Abstract
OBJECTIVES:
To determine the factors that predict whether or not ambulatory patients with community-acquired pneumonia (CAP) treated in an emergency room (ER) setting will have blood cultures drawn and the factors that predict a positive blood culture.
METHODS:
Prospective observational study of all patients with a diagnosis of CAP, as made by an ER physician, who presented to any of seven Edmonton-area ERs over a two-year period.
RESULTS:
Seven hundred ninety-three (19.2%) of 4124 patients with CAP had blood cultures drawn. The site-specific blood culture rates ranged from 7.8% to 25% (P<0.001); 41 of 793 (5.1%) were positive. Streptococcus pneumoniae accounted for 58.5% of the isolates while Staphylococcus aureus and Escherichia coli each accounted for 14.6%, or six patients each. Only two of the 24 patients with S pneumoniae bacteremia were subsequently admitted to hospital while all six of the patients with S aureus were admitted. Only one of the six patients with E coli bacteremia was treated at home. No factors were predictive of positive blood cultures on multivariate analysis.
CONCLUSIONS:
Physicians are selective in ordering blood cultures on patients with ambulatory pneumonia who present to an ER, and the positivity rate of 5.1% is quite high. No factors are predictive of positive blood cultures on multivariate analysis, thus clinical judgment has to prevail in the decision to perform blood cultures. Breakthrough bacteremia can occur with microorganisms susceptible to the antibiotics that the patient is receiving.

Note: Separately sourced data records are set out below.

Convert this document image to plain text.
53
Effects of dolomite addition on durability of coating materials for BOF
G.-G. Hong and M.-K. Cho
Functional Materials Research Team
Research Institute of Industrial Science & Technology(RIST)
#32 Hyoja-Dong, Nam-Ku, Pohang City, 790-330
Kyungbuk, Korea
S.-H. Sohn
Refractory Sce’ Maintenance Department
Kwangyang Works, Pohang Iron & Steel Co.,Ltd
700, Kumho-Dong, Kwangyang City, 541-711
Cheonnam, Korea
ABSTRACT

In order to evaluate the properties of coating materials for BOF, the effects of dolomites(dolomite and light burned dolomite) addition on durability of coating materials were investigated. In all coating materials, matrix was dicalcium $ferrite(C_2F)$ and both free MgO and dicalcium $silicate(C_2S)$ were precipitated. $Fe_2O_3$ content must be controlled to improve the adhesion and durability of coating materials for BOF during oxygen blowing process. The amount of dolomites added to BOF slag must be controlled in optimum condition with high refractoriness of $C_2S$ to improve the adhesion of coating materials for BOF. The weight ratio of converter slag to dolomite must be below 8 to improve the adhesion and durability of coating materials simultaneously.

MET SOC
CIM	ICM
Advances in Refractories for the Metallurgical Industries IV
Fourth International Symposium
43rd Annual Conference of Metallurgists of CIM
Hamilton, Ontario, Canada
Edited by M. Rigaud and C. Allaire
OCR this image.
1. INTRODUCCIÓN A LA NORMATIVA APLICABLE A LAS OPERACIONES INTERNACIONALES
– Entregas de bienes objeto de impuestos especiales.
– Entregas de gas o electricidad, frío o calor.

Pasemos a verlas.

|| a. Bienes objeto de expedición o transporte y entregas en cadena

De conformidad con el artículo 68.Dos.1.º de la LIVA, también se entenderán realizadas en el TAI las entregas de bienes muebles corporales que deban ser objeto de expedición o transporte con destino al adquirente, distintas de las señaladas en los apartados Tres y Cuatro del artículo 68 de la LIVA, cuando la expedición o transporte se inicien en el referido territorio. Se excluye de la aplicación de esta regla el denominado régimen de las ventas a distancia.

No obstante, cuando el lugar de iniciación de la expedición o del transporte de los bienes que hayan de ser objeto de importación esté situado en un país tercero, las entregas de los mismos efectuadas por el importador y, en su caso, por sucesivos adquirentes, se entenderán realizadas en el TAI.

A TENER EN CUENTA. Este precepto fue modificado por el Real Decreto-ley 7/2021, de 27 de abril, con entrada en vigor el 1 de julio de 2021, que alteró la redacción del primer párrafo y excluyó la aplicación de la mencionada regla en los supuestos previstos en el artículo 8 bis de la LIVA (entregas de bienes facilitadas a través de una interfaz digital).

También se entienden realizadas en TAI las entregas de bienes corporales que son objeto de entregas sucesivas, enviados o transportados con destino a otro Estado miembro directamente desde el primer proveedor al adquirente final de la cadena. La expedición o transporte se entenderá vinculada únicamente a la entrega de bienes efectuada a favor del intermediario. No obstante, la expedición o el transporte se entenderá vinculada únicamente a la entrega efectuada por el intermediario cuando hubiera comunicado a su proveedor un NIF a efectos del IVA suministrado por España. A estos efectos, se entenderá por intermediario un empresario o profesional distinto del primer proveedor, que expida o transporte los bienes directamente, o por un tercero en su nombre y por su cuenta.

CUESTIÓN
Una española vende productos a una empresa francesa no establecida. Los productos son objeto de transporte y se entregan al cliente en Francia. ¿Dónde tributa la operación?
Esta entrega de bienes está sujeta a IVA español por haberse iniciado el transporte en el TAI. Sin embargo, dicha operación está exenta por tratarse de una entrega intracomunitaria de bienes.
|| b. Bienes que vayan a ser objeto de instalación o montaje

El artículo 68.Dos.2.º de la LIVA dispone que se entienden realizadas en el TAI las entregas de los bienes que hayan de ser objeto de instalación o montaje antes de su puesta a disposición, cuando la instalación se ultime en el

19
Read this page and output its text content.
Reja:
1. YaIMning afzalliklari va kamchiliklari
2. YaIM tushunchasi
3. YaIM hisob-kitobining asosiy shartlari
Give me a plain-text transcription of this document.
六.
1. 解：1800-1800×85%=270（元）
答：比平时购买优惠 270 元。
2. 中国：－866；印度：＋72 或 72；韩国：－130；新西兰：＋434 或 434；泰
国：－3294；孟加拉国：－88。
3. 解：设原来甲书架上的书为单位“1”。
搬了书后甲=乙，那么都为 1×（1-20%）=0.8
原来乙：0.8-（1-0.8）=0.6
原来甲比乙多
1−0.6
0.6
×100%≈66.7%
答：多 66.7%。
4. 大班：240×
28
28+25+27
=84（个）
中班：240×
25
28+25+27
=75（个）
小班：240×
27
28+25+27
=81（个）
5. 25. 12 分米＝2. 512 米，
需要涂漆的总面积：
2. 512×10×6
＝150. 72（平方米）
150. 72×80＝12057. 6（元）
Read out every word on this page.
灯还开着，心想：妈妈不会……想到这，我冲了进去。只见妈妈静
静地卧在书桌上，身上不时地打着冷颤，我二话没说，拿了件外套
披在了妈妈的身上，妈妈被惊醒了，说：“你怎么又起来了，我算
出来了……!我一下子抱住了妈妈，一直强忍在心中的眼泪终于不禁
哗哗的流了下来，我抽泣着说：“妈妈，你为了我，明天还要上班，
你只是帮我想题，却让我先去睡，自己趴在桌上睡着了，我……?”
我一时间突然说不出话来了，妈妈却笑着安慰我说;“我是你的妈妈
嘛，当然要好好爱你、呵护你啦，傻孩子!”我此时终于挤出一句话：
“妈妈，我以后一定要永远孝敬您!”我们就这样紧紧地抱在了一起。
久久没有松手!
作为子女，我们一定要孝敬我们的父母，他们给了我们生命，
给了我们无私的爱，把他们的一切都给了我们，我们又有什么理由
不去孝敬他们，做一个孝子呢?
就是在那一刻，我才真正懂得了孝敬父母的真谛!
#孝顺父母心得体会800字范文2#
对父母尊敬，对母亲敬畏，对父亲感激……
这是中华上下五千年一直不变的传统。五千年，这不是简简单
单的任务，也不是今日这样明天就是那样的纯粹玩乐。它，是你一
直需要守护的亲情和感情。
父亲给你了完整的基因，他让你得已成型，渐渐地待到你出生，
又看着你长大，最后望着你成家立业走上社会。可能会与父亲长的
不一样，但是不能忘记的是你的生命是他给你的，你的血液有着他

Key Words: Ambulatory, Blood cultures, Community-acquired pneumonia, Streptococcus pneumoniae
Blood cultures are recommended as part of the diagnostic workup for patients with community-acquired pneumonia (CAP) who are admitted to hospital for treatment, and the positivity rate is in the range of 11% (1,2). However, there is some uncertainty about the role of blood cultures in patients who are seen in an emergency room (ER) with pneumonia and are well enough to be sent home. The recently published American Thoracic Society Guidelines for the management of adults with community-acquired pneumonia (2) do not mention blood cultures as part of the recommended testing for patients with CAP managed out of hospital. The Canadian Infectious Diseases Society and Canadian Thoracic Society expert panel indicated that the precise incidence of bacteremia in patients with CAP managed on an ambulatory basis is unknown, but that it is lower than in patients who require admission to hospital for treatment of CAP (3). The Infectious Diseases Society of America guidelines for the management of CAP in adults (4) do not indicate that blood cultures should be part of the workup of patients with CAP who are to be managed on an ambulatory basis. These guidelines encompass the spectrum of patients with ambulatory pneumonia, the majority of whom are managed in a physician's office, and the remainder who are seen in an ER setting, evaluated and sent home. It is the latter population that we chose to study in the present study. Our objectives were to determine the factors that led ER physicians to draw blood cultures in patients who presented with pneumonia and to determine if there are factors that can predict a positive blood culture.
METHODS
From November 15, 2000 through November 14, 2002, all patients who presented to any of the seven ERs in Edmonton (Capital health region) and had a diagnosis of CAP made by the ER physician were managed according to a critical pathway for CAP (1). The portion of this pathway that dealt with patients who were to be managed on an ambulatory basis included an information pamphlet for patients and recommendations for antimicrobial therapy based on Canadian guidelines (1). The pamphlet indicated when patients should notice improvement, what to do if they were not improving and warning signs that should prompt follow-up with a physician. In addition, they were to expect a phone call from one of the pneumonia nurses. Any diagnostic workup was left entirely to the discretion of the attending physicians.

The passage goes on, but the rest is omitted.